Lost Wanderlust

Scenario one: A hazy mist hangs in the air, and there is a certain light falling that wasn’t there when you left home this morning. The mist suddenly becomes a downpour – nature creating a background music of harsh drops hitting the stone street and the rumbling thunder surrounding the city block.

You look up at the rain thinking about the umbrella that is still sitting near the door at home. The skyscrapers’ windows are now draped with streams of rain that carry down to the sidewalk about your feet.

You eventually feel the sense of urgency to cover yourself from the rain, so you wander awkwardly down the street against the current of hundreds of people and their umbrellas, passing corner shops and crossings.

We choose to look at the same piece of technology day in and day out, rather than looking at the millions of unknown explorations that lie ahead.

A sign down the street is lit and you instinctively walk that way, like a moth to a flame. The sign was for a hole-in-the-wall book shop, one you are discovering for the first time. You stop and gaze in amazement at all the stacks and rows and piles of novels with names that have never come up in conversation before.

After some time, you finally feel brave enough to reach for a title that has faded beyond any sort of recognition from the binding.

Hours pass in the little book shop. The rain has cleared, but you find yourself enthralled in the words that make you drift far from anywhere you’ve ever been. It is in that moment when you feel the ultimate tug towards something that is unknown and yet powerful enough for you to realize that this unknown thing has been missing all your life: wanderlust.

Scenario two: You walk down the sidewalk, uniformly with the busy crowd.
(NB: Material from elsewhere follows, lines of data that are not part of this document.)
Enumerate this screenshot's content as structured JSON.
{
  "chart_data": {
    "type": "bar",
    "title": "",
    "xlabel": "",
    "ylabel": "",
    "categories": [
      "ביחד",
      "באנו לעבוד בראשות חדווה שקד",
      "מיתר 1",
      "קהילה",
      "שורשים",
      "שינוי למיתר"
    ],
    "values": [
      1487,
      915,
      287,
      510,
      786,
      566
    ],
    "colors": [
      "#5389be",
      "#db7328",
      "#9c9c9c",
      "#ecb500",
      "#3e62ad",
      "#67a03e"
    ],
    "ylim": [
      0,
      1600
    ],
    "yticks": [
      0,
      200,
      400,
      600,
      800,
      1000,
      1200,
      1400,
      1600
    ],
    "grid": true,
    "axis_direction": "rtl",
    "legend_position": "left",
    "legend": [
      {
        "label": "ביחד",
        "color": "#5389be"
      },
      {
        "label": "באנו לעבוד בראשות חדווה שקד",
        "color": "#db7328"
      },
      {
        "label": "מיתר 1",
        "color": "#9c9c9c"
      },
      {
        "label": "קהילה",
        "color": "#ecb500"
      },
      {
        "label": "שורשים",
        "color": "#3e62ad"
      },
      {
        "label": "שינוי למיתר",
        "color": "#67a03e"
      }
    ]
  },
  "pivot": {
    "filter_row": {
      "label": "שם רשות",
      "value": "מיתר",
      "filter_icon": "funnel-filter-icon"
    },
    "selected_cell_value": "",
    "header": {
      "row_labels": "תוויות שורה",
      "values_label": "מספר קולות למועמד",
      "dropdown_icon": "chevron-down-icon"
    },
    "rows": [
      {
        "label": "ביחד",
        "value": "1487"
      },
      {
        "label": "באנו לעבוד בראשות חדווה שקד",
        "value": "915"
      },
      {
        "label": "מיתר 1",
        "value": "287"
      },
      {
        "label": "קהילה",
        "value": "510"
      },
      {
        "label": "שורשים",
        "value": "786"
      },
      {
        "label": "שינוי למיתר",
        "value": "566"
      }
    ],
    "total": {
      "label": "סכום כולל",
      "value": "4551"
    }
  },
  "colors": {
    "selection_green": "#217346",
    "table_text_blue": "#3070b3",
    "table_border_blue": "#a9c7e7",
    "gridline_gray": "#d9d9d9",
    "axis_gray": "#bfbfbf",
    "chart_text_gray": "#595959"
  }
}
The mist that hangs in the air turns into a down pour.

Thankfully you woke up this morning with the instinctive need to grab your phone off your bed side table and checked the weather, so you grabbed an umbrella. You pull the umbrella from your things with your left hand, because your right hand is dedicated to holding your phone, to which your eyes are currently glued.

You remain undistracted by the rain and the hundreds of people that meander around you on the city block because the entire world has narrowed into the screen twelve inches from your face.

It is in that moment when you feel the ultimate tug towards something that is unknown and yet powerful enough for you to realize that this unknown thing has been missing all your life: wanderlust.

Because you are preoccupied with your latest social media feeds, you unknowingly pass by the small undiscovered book shop, and instead head down your routine path, towards your routine, everyday coffee shop, probably Starbucks. And you stand in line with the other forty, normal, everyday people, all waiting for the same drink.

You grab your drink with your left hand, your phone in your right, and you go on, living your day like every other day without any sort of wanderlust, all because you made a decision when you woke up in the morning. You choose to pick up your phone and have it never leave your side, rather than choosing to actually live a life that is different from everyone else.

We live in a time when the life of not being connected to technology is essentially obsolete. It seems that when we make this sort of decision, we are also choosing to forgo any sort of old fashioned ways of wandering and the desire to explore into the unknown.

Virtually exploring and sharing opinions on Facebook or Twitter is incomparable to the possible, perhaps scary, beauty that lies beyond our everyday lives.

We choose to look at the same piece of technology day in and day out, rather than looking at the millions of unknown explorations that lie ahead. We choose to uniformly go to Starbucks, rather than venture into that little book shop that could spark a small flame of wanderlust. But tomorrow, you can choose again—and I hope you choose right.